On the 27th of August, Puthod's division lost contact with the rest of the army during a retreat. By the afternoon of
August 29th, the Division was surrounded by an enemy army of overwhelming superiority, with the Bober River at its back. When
its ammunition was expended, the enemy attacked and overran Puthod's position. Three officers of the Irish Regiment were captured;
the remainder swam across the Bober to the opposite shore. One of those officers, Colonel Ware, the acting commander, saved
the Regimental Eagle when he swam across the Bober. The Irish Regiment no longer existed as a fighting unit. Out of the 2,000
men who had joined the grand army eight months earlier, only 117 were left. The survivors were ordered back to their depot
Back at the depot, the Regiment again began recruiting among the prisoners of war to fill their ranks. In 1814, the under
strength regiment garrisoned antwerp until the seige was ended with the abdication of Napoleon.
The Regiment was then ordered to Lille, the new regimental depot, and then on to avesnes to take up garrison duties. The
Irish Regiment was reorganized by the Bourbon government in 1814. As a part of the reorganization, the Regiment lost its distinctive
green uniform, which was replaced with an unpopular sky blue uniform.

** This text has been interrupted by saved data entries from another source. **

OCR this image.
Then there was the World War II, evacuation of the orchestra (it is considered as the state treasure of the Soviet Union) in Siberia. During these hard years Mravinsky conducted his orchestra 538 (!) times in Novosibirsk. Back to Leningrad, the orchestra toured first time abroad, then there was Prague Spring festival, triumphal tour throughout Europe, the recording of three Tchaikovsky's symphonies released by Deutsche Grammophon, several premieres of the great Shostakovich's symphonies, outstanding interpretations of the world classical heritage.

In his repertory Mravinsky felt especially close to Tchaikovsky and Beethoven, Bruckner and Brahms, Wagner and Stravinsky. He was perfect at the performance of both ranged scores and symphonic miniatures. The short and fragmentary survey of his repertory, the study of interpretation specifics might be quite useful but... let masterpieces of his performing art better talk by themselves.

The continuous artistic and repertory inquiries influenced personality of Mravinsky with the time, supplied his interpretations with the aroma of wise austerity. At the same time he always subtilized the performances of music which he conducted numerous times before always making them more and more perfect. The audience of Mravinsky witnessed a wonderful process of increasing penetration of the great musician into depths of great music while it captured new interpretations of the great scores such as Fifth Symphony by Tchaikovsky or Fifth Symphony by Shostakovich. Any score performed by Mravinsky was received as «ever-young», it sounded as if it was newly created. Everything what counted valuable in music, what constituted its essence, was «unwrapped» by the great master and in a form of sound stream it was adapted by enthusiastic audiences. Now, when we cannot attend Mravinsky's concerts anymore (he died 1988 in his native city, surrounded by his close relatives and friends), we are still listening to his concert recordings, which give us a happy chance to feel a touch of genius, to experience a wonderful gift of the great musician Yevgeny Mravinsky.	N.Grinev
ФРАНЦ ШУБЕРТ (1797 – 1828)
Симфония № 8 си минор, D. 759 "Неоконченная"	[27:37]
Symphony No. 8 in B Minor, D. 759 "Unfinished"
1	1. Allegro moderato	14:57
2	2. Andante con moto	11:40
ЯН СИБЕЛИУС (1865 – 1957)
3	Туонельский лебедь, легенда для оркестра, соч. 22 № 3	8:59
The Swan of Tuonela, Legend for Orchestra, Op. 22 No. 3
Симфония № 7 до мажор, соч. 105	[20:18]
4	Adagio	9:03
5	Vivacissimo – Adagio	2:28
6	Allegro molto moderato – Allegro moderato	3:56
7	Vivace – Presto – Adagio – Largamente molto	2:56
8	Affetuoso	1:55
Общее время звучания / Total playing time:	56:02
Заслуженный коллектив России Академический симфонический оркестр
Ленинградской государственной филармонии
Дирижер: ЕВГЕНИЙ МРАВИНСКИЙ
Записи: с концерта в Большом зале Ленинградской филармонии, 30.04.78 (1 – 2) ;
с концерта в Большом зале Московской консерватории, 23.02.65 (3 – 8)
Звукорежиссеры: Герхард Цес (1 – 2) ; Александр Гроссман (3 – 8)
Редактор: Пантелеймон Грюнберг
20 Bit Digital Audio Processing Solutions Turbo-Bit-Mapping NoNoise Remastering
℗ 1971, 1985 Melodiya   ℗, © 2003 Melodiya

During the Hundred Days, the Officers of the Irish Regiment were informed by their Colonel that Louis XVIII was on his
way to the Belgian Coast, and wanted to know what their feelings were. Major Ware answered for the regiment when he said:
"Colonel, give your orders and they will be executed. If the King wants an escort to the frontiers, he may rely on the
regiment doing its duty. But we Irish patriots will never go to the enemy's camp, to fight against France, our adopted country."
[Gallaher, p. 206].
On the 26th of March, the Regiment swore allegiance to Napoleon. The Regiment was, once again, allowed to add the name
"Irish" to its title, but its request to resume its Green Uniform was not deemed important enough to act upon at
The Irish Regiment did not participate in the Waterloo campaign. Upon the return of Louis XVIII, the Regiment once again
swore allegiance to the Bourbons. The royalists returned to Paris in a vengeful mood, however, and the Regiment was officially
disbanded on 28 September 1815 at Montreuil-sur-mer. The Officers were discharged, although most desperately wished to remain
on active duty. The non-commissioned officers and soldiers of the Irish Regiment, who did not request a discharge, were sent
to Toulon where a Royal Foreign Regiment was being formed. Finally, all regimental property containing imperial markings were
ordered destroyed. As a result, the flags of the 2d and 3d Battalions were burned, and the Regimental Eagle destroyed.